Therapeutic concentrations reported from clinical studies have been confirmed by D2 receptor imaging for classical antipsychotics and a number of atypical antipsychotics (i.e., amisulpride, clozapine, olanzapine, quetiapine, risperidone, sertindole, and zotepine). From available studies, the atypical antipsychotics clozapine and quetiapine appear to have the lowest striatal D2 receptor occupancy rates and the typical antipsychotic haloperidol has the highest. Risperidone, sertindole, and zotepine hold an intermediate position. The incidence of EPS ranged from none with clozapine, olanzapine, quetiapine, to 80% of patients treated with haloperidol [89, 91, 92, 120]. The effect of DAT on a neuroleptic was examined by 123I-FP-CIT SPECT. Mateos and coworkers found in schizophrenic patients 4 weeks of treatment with risperidone did not influence striatal DAT binding ratios significantly [48].

7. Conclusions

With the appropriate radiotracers, neuroimaging enables the visualization of the presynaptic and postsynaptic sites in the dopaminergic system. Imaging these markers provides key insights into the pathophysiology of Parkinson's disease and related neurodegenerative diseases and it becomes an important endpoint in clinical trials of potential disease-modifying therapy for Parkinson's disease such as gene therapy or cell replacement therapy. The availability of easy-to-apply diagnostic procedures such as metabolic and DAT imaging is encouraging. Nonetheless, it should also be emphasized that these results are no replacement for thorough clinical investigation. Future studies are needed in the development of new radiotracers to target nondopaminergic brain pathways and the glial reaction to disease.

Neuroimaging studies have provided evidences of how the human brain changes as an individual becomes addicted. Although available studies have mostly focused on dopamine, the interaction of dopamine with other neurotransmitters such as GABA, glutamate, and serotonin plays an important role in modulating the magnitude of the dopamine responses to drugs.

At this time, knowledge from DAT imaging studies in patients with ADHD is limited by the use of various radiotracers and small sample size. In the future, measurements of DAT with PET or SPECT should be performed in greater collectives, allowing the assignment to different subtypes of ADHD. Of further interest will be whether the DAT availability has a prognostic value for the treatment response of methylphenidate.

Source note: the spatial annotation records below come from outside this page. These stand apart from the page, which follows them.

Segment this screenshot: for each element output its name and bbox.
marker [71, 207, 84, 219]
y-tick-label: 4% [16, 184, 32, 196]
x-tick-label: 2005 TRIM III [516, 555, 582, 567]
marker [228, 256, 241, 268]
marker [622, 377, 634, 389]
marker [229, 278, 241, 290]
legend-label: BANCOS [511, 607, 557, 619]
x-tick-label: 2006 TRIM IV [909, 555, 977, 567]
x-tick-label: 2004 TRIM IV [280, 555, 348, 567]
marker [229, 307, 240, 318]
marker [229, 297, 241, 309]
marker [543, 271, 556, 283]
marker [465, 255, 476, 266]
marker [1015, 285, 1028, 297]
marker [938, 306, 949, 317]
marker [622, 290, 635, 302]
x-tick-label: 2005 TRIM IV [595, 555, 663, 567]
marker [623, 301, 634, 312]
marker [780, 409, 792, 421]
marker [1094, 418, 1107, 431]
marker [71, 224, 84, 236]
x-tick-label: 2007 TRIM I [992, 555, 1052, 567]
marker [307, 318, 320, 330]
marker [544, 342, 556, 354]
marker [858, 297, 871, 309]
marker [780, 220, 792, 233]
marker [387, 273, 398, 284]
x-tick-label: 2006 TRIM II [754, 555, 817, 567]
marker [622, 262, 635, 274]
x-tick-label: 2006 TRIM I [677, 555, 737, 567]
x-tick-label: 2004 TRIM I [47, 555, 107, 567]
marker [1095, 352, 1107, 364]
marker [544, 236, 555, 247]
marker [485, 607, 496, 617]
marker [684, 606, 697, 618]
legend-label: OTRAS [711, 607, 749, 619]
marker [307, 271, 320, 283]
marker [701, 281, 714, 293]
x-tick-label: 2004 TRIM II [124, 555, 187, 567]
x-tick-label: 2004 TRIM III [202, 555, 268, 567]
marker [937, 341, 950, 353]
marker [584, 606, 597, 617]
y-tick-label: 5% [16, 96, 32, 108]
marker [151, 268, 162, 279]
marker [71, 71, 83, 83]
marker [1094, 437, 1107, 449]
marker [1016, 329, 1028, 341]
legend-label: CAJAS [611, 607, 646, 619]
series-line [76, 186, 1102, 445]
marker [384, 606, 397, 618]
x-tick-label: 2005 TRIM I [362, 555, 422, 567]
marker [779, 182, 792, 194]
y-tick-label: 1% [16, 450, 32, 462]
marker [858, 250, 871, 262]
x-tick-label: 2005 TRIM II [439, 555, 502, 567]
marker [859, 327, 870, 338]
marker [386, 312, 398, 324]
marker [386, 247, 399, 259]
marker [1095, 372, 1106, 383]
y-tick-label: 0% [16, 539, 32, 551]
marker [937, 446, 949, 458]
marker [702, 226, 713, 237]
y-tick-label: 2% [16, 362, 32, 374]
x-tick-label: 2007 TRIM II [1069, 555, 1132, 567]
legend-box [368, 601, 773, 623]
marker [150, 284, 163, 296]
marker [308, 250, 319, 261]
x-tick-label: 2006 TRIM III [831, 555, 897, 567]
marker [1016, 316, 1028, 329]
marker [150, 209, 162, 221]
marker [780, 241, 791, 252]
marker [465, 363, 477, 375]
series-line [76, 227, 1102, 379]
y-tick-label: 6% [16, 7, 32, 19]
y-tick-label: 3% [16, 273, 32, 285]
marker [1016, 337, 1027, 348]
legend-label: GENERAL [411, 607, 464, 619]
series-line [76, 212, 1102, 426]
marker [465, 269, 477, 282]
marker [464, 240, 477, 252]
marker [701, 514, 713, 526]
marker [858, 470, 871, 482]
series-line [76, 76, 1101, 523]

Furthermore, since methylphenidate exerts its therapeutic efficacy is through blocking DAT and NET, the role of norepinephrinergic system in the pathophysiology of ADHD will become increasing important as the recently available of NET radiotracers.

The clinically most important contribution from neuroimaging on D2 receptor occupancy in patients with schizophrenia is probably the identification of the optimal therapeutic window for antipsychotic drugs. Based on this concept, the striatal D2 receptors binding profiles of typical and atypical antipsychotic agents has been determined.

In the future, the role of neuroimaging may become more significant in guiding therapy. Enhancements in image resolution and specific molecular tags will permit accurate diagnoses of a wide range of diseases, based on both structural and molecular changes in the brain. For widespread application, advances in molecular imaging should include the characterization of new radiotracers, application of modeling techniques, standardization and automation of image-processing techniques, and appropriate clinical settings in large multicenter trials. The growing field of neuroimaging is helping nuclear medicine physicians identify pathways into personalized patient care.